Andy Murray has revealed he did not want to go to sleep on Sunday night after winning his first Wimbledon men's singles title as he feared he would wake up and it would all be a dream.
Murray became the first British man to lift the trophy since Fred Perry won the last of three titles at the All England club 77 years ago when he saw off world number one Novak Djokovic in a tense 6-4 7-5 6-4 victory.
The 26-year-old, who also beat Djokovic to the US Open title last year and defeated Roger Federer to claim Olympic gold after losing to the Swiss in the Wimbledon final 12 months ago, believes it will take some time for his latest achievement to sink in.
"No-one could really believe it and I was the same," admitted Murray.

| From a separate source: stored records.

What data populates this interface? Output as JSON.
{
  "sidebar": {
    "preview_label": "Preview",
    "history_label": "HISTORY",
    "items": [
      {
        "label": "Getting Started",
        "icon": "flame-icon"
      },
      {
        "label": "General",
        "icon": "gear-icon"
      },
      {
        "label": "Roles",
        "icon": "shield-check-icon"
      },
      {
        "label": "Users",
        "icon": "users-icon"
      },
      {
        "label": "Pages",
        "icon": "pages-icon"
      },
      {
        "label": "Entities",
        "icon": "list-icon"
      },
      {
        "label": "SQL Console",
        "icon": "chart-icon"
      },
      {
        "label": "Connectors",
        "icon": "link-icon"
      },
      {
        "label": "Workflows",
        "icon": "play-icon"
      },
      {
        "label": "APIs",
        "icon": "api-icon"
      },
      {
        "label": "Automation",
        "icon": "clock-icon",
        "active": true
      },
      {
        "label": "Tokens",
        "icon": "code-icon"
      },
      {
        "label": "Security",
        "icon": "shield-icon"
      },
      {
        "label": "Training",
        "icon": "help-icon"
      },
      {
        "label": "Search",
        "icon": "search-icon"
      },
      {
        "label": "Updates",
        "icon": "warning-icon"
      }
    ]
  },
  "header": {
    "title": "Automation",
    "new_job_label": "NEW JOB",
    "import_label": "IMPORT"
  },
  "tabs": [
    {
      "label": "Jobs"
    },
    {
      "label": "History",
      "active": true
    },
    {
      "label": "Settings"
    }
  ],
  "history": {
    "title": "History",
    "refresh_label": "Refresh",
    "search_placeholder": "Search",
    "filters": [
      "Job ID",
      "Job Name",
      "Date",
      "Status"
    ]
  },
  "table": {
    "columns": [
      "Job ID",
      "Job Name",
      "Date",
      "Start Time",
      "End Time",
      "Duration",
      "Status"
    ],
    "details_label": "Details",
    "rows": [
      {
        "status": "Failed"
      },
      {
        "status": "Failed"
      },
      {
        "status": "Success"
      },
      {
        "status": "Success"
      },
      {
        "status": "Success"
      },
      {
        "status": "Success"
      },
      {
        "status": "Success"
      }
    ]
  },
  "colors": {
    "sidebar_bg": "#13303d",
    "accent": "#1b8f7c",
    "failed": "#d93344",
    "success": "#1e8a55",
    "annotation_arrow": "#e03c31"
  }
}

"You don't want to go to sleep in case you wake up and it didn't actually happen. I was just messaging my friends and laying in bed. It was tough to get to sleep last night.

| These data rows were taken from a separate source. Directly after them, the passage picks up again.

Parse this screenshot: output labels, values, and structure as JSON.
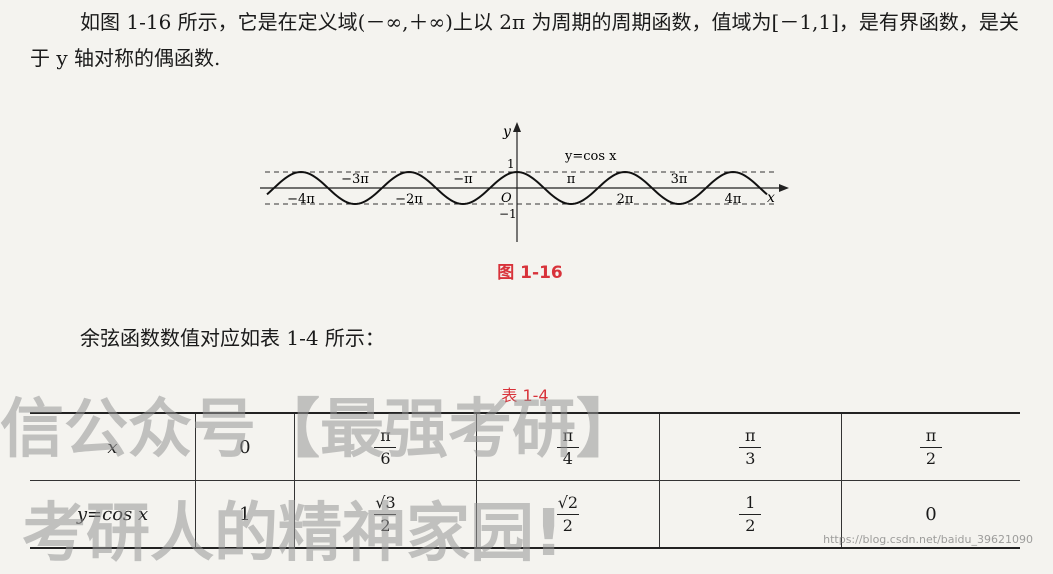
{
  "para1": "如图 1-16 所示，它是在定义域(－∞,＋∞)上以 2π 为周期的周期函数，值域为[－1,1]，是有界函数，是关于 y 轴对称的偶函数.",
  "figure": {
    "caption": "图 1-16",
    "curve_label": "y=cos x",
    "axis_x": "x",
    "axis_y": "y",
    "origin": "O",
    "y_ticks": [
      "1",
      "−1"
    ],
    "x_ticks_top": [
      "−3π",
      "−π",
      "π",
      "3π"
    ],
    "x_ticks_bottom": [
      "−4π",
      "−2π",
      "2π",
      "4π"
    ]
  },
  "para2": "余弦函数数值对应如表 1-4 所示：",
  "table": {
    "caption": "表 1-4",
    "row1_header": "x",
    "row2_header": "y=cos x",
    "row1": [
      {
        "num": "0"
      },
      {
        "num": "π",
        "den": "6"
      },
      {
        "num": "π",
        "den": "4"
      },
      {
        "num": "π",
        "den": "3"
      },
      {
        "num": "π",
        "den": "2"
      }
    ],
    "row2": [
      {
        "num": "1"
      },
      {
        "num": "√3",
        "den": "2"
      },
      {
        "num": "√2",
        "den": "2"
      },
      {
        "num": "1",
        "den": "2"
      },
      {
        "num": "0"
      }
    ]
  },
  "watermark_line1": "信公众号【最强考研】",
  "watermark_line2": "考研人的精神家园!",
  "url": "https://blog.csdn.net/baidu_39621090"
}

"I know I won Wimbledon but what it actually means – I think that will take longer than 24 hours to sink in and understand it."
Murray is planning on spending a few days with his family and friends to celebrate his first Wimbledon title before taking a short break and then returning to his aim of winning all four grand slam events.

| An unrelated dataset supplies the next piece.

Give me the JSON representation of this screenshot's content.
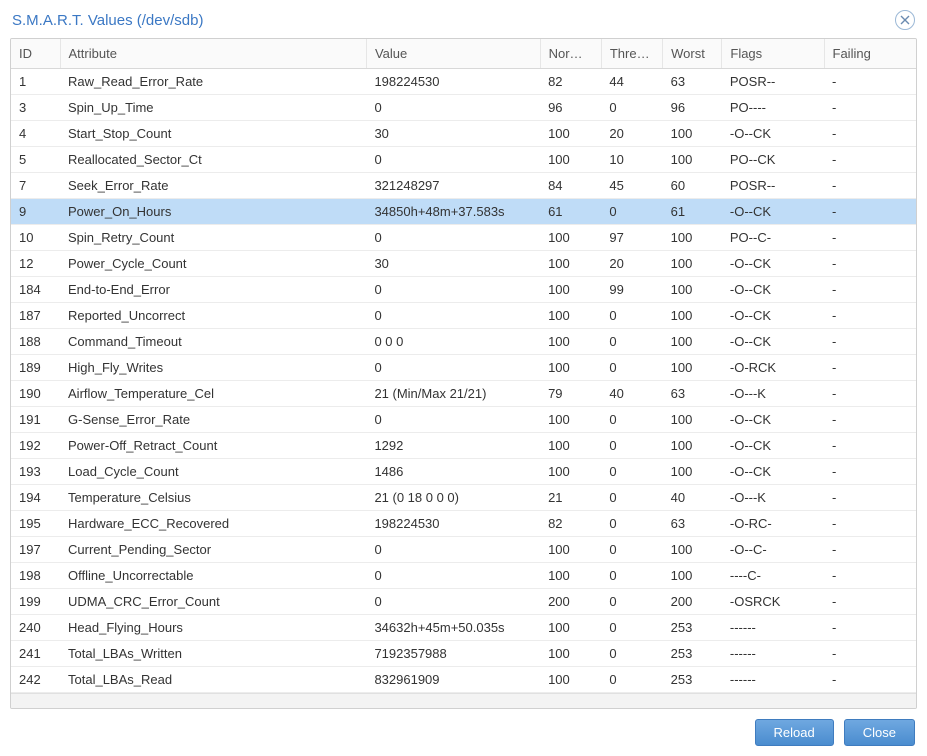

"All of my family, no-one could really believe it. It was just an amazing day yesterday," Murray said.
"I need to try and improve and use this hopefully as a springboard to try and get better. I may never win another slam, I don't know, but I'm going to try as hard as I can and keep working hard and not worry about all of the other stuff that comes along with winning Wimbledon, and after a few days I will enjoy this and get back to work.
"I'm going to try and take a bit of a holiday and go away after the next three or four days. I will see all my family and go out for dinner and see friends and then head off for a week or so."
Murray added: "When you're on the court you feel what is going on inside the stadium, on Centre Court, but you can't feel everything else that is going on outside.
"But after the match you see some of the pictures of the hill and people watching back in Dunblane and the sports clubs, people at the Tower of London. I don't know how many people watched yesterday on the TV – there will have been hundreds of millions across the world and that's not really something you can grasp. That's a strange feeling.
"When I was sat downstairs on my own when I was waiting to do drug testing, that's when it all hit me.
"I just got like so tired. I felt like I hit a wall and that's when it felt like it was all starting to sink in, all of the emotions and what I had just done.
"Last year (in the final defeat to Federer) was a tough, tough loss for me, the hardest of my career and the stuff that followed a few days afterwards was not ideal so I'm glad I managed to finally do it yesterday, and I can hopefully play without as much pressure and expectation for the rest of my career."